Marisol Hernández abrió los ojos antes del amanecer y durante unos segundos no recordó dónde estaba. La habitación era pequeña, limpia y tranquila. Por la ventana entraba una franja de luz azulada, y desde el patio llegaba el sonido lejano de los gallos. Entonces sintió el peso de su vientre y llevó una mano hacia él. Su bebé se movió suavemente, como si también estuviera despertando.

Hacía apenas dos días que había cruzado el portón de Hacienda Los Laureles buscando un trabajo y un lugar donde pasar la noche. Había llegado agotada, con una bolsa de tela y la sensación de que cada puerta del camino se había cerrado antes de que pudiera explicar quién era.

Ahora estaba allí.

Y eso, aunque todavía no quería admitirlo, le daba miedo.

—No te acostumbres demasiado rápido —se dijo en voz baja mientras se sentaba en el borde de la cama—. Solo es trabajo.

Pero incluso ella sabía que no era tan sencillo.

La noche anterior, Ernesto Villaseñor había probado el desayuno que ella preparó. Primero criticó los frijoles. Después bebió el café. Finalmente, permaneció callado tanto tiempo que Marisol creyó haber fracasado.

—Puedes quedarte una semana —dijo al fin.

—¿Una semana?

—Si sobrevivo a tu cocina, hablaremos después.

Marisol había querido responderle con algo mordaz, pero llevaba tantos días sin recibir una oportunidad que terminó sonriendo.

Aquella mañana bajó a la cocina temprano. Se sorprendió al encontrar las alacenas llenas y los utensilios perfectamente ordenados. Sin embargo, había algo extraño en aquella abundancia: la casa parecía preparada para una familia que nunca llegaba.

Había una mesa enorme para ocho personas, pero solo un lugar se utilizaba.

Ocho platos guardados.

Una silla de ruedas junto a la ventana.

Y un silencio demasiado grande para una hacienda tan hermosa.

Marisol empezó a preparar el desayuno.

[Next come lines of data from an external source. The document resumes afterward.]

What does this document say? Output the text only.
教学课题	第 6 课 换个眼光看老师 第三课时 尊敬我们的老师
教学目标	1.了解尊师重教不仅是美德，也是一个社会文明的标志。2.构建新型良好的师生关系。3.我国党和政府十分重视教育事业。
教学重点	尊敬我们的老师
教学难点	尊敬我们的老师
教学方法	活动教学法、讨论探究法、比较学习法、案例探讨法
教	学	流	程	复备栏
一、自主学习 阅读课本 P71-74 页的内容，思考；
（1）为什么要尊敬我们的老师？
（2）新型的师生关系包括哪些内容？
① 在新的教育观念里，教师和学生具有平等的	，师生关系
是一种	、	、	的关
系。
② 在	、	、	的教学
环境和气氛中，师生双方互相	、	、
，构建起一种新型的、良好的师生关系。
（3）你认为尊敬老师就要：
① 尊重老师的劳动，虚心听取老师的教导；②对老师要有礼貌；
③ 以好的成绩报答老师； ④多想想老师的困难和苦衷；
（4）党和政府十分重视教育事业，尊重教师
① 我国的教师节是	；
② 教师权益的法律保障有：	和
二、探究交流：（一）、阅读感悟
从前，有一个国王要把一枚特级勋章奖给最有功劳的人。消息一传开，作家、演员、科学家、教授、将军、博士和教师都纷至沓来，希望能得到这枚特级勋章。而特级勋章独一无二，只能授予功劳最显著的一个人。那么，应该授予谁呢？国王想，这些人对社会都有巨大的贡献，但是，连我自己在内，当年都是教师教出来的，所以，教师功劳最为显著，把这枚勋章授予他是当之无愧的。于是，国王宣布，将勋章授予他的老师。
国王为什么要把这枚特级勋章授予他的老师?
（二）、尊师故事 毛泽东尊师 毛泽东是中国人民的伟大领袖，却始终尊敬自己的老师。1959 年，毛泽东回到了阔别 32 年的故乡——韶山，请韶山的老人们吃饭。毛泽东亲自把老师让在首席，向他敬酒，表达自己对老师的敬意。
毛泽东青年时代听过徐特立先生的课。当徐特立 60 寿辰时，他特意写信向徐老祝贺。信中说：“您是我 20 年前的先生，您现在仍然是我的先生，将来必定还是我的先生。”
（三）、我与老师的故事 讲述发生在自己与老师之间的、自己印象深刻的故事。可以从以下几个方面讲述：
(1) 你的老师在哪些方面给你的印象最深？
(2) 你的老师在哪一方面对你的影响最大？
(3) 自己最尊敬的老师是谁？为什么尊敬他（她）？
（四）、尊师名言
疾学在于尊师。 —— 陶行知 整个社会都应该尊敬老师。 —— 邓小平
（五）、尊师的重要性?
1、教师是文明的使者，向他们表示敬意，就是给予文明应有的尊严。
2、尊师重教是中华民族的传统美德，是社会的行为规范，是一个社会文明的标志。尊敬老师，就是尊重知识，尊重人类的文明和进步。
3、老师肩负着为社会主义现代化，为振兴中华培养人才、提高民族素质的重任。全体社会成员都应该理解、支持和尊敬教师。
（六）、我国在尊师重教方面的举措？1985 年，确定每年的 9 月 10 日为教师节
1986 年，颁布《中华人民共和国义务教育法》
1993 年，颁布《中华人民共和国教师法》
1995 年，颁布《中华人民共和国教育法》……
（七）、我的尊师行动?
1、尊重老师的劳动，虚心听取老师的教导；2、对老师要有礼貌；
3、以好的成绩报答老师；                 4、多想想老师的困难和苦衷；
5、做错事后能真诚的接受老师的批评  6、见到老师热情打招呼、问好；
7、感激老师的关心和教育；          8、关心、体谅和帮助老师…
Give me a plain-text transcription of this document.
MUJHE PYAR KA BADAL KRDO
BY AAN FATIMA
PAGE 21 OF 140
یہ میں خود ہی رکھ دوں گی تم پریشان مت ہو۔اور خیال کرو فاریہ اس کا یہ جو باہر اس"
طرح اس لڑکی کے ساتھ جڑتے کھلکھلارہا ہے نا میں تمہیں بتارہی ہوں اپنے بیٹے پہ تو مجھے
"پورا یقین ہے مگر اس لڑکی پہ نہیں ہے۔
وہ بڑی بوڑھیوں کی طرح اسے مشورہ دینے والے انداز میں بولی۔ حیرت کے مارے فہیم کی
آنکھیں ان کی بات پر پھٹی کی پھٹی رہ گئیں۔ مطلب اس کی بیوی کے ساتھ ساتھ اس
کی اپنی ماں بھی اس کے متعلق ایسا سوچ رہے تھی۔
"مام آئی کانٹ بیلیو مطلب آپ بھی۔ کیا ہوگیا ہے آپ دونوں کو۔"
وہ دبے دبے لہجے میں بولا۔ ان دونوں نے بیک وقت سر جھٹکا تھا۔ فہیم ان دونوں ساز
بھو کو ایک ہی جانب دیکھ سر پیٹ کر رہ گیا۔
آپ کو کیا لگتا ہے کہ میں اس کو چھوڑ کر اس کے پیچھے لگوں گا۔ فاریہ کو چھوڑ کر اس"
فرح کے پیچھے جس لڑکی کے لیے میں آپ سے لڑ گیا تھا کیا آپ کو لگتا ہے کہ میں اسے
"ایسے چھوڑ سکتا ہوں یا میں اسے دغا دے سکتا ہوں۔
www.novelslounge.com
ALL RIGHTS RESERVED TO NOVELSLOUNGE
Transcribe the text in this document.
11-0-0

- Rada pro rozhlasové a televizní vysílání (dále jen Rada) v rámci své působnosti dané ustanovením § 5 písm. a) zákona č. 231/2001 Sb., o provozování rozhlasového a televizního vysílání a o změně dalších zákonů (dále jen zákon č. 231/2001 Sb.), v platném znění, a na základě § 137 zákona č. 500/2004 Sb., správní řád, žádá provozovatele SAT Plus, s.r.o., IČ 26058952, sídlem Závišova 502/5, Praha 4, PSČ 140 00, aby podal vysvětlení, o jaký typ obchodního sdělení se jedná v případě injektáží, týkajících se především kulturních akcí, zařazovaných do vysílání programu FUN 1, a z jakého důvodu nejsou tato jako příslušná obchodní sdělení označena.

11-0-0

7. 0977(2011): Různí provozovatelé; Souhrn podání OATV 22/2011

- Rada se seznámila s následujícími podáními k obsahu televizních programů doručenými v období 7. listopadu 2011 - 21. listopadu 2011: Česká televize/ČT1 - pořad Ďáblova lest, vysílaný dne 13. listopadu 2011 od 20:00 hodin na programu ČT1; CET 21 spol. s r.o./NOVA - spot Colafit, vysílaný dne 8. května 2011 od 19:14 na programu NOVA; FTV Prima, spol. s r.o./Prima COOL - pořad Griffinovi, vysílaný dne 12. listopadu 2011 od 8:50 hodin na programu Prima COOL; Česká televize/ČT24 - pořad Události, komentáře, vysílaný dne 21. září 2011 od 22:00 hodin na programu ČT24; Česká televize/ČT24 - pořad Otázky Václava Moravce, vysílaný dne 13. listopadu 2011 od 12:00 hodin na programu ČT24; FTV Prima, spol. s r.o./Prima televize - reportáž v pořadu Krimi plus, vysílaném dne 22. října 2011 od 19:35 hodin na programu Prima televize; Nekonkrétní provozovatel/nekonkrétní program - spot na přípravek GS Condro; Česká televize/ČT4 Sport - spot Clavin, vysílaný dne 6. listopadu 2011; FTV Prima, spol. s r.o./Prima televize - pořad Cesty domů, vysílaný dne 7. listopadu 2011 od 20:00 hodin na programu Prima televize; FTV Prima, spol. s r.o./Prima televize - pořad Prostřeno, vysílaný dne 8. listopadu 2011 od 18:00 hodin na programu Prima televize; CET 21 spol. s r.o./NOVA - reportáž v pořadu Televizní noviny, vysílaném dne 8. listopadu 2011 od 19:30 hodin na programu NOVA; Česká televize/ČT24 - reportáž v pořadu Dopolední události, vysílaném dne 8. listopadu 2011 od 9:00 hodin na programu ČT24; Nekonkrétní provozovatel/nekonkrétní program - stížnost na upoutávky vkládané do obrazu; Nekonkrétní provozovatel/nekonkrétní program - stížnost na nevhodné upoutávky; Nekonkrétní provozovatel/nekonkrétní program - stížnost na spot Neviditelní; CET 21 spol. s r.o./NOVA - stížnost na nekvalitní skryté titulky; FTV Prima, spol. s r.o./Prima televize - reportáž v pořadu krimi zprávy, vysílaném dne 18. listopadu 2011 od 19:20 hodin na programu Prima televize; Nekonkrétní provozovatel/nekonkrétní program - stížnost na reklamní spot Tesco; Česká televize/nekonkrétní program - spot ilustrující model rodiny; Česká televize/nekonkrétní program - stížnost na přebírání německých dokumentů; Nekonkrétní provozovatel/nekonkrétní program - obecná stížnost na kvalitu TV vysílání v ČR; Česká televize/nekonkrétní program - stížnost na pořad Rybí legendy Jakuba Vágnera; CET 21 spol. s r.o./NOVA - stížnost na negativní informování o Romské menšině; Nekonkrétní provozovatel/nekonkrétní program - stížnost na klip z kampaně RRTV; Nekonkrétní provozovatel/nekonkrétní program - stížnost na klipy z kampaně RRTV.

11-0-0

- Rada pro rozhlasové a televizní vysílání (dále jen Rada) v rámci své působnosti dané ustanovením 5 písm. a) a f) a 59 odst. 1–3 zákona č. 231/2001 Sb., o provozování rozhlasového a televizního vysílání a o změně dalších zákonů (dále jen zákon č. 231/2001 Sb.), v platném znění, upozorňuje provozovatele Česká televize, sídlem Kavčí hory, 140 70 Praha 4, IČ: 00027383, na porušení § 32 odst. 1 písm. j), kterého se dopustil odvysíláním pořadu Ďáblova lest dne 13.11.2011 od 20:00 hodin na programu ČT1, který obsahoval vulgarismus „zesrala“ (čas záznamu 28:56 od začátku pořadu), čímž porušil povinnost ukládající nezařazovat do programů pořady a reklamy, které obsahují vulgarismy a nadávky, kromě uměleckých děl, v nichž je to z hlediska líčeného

Mientras picaba jitomates, escuchó el sonido de las ruedas acercándose por el corredor.

—Buenos días —dijo Ernesto desde la puerta.

—Todavía no he puesto demasiada sal.

El coronel arqueó una ceja.

—Eso espero.

Marisol se volvió hacia él y, por primera vez, notó que parecía cansado. No era el cansancio de una mala noche. Era algo más antiguo, instalado en su rostro como una costumbre.

—¿Durmió bien?

—Duermo.

—Eso no fue lo que pregunté.

Ernesto la observó durante un momento. Marisol bajó la mirada y volvió a mover la cuchara.

—Perdón. No quería meterme donde no me llaman.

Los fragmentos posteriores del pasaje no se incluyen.